So, it’s almost Christmas now. I’m done shopping and wrapping and done with most of the baking. And I’m thinking I’d like to go to church.
Now, don’t get me wrong. I go to church every Sunday. And I go to church every Wednesday. I even go to church every Friday, but I don’t really go to church. I work for a church. My kids hate it, but every week I tell the congregation that it’s an honor to serve them. Guess my kids just really want me to serve them! But I get to serve a whole congregation of kids and families as their Director of Religious Education.
So, I’m the one ironing the angel costumes and printing a zillion copies of the script for the holiday pageant, because they always get lost in kids’ rooms. I’m the one recruiting people to staff the nursery, and bring in birthday cakes for the un-birthday party. I’m the one who sits down and has a lap full of three and four-year-olds. I love my job.
But, I don’t really get to GO to church. Sometimes I sneak in on a Sunday and catch some of the sermon. Sometimes the music director asks me to be in the guitar band and I stay for some of the service, but usually I’m covering a busy Sunday School class here, or playing the tough guy there or chatting with a reluctant 6-year-old over some hot chocolate.

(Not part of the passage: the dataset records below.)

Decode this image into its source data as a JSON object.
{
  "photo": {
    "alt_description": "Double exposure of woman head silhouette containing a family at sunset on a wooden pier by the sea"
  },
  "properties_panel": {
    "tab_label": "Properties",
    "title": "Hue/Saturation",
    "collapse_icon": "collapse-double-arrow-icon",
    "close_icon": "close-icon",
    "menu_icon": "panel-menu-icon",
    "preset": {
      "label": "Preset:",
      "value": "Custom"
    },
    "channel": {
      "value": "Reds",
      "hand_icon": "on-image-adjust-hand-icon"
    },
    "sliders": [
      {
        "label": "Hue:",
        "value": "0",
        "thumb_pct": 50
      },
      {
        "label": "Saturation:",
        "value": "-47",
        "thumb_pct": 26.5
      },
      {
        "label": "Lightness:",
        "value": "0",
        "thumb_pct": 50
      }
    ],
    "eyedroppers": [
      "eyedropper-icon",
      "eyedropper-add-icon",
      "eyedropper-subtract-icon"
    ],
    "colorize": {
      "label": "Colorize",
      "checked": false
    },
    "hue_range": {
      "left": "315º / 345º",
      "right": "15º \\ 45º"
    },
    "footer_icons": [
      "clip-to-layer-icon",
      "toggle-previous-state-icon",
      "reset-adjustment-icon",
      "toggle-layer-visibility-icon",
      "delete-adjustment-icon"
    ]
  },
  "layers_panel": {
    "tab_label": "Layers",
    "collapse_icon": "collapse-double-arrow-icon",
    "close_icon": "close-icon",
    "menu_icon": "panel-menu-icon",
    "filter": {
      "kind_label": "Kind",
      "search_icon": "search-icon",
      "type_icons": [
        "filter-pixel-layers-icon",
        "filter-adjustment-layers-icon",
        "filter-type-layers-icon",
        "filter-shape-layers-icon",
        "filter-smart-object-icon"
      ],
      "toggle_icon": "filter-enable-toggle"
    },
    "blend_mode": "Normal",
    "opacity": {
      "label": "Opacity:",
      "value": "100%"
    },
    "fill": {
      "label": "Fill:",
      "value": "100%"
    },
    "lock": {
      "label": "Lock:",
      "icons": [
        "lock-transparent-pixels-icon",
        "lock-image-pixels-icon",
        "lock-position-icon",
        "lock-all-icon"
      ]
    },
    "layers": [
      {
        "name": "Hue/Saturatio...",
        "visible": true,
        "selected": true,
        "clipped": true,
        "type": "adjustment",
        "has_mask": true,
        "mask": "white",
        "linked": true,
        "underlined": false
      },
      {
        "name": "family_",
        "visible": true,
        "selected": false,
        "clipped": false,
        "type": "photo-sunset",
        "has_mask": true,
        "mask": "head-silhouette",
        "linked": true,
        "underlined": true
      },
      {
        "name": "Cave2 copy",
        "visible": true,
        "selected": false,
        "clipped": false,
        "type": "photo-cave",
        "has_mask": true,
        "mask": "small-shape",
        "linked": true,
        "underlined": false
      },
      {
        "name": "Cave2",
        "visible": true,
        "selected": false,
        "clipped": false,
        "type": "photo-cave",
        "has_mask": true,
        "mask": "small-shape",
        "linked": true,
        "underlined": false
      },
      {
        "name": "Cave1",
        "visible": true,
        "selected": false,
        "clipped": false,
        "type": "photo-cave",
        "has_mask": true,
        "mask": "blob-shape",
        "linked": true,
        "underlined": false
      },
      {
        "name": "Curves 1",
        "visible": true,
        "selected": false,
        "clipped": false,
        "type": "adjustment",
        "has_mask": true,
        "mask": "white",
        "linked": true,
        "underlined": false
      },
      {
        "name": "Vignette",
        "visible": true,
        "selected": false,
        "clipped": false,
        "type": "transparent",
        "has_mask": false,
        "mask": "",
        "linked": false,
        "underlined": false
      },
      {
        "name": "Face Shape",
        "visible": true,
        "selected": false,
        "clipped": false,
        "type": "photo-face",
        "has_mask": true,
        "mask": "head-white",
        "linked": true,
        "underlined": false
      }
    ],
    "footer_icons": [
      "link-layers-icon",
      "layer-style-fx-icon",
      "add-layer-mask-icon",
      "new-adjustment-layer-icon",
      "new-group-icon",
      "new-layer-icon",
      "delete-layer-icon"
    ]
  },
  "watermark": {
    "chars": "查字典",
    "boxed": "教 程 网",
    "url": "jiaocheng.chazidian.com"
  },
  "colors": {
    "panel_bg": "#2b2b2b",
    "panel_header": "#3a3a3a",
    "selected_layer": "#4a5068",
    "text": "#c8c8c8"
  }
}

This Christmas season I decided I want to go to church and just sit down, not get there early or stay late, and I certainly don’t want to be the one vacuuming up the fake snow. So I went looking in my community, near Benson Hill for a church that’s at least kind of a match to my personal theology.
The first thing I did was to google Renton churches. I can’t believe how many churches there are in Renton! A quick count brought me to about ninety. Ninety! Well, now I’m beyond thinking about sitting and singing hymns and hearing a great message of hope and renewal. Now I’m on to thinking “ninety churches”! How many people does that represent? I know it’s a huge number of people who probably attend church on a somewhat regular basis.
And that doesn’t even count the people who attend another house of worship; folks who are Muslim, or Buddhist, or Jewish, or Sikh or who follow the Baha’i faith, or any of the other people who follow their own brand of living a good life.
It makes me think what if we all, all of us from all of those churches and all of those houses of worship and all of us who don’t get to GO to church but live lives committed to love and compassion, if all of us took the spirit of Christmas to heart. We could change our city, and our whole world to be a place of care, and compassion where no one ever went hungry and no one was ever old and alone.
I suppose it’s that gingerbread rush; that feeling of hope and joy and peace and potential. It’s OK, you know. I’m not complaining. I like a little gingerbread high.
I did find a service to go to—not easy when I work the regular Sunday morning and Christmas Eve at my home church. It’s a family service with kids and music and a pageant. Guess I just can’t get away from that! It’s OK. Really, It’ll help me hang on to the hope and love and the dream of neighbors caring for neighbors at least until New Year’s Eve.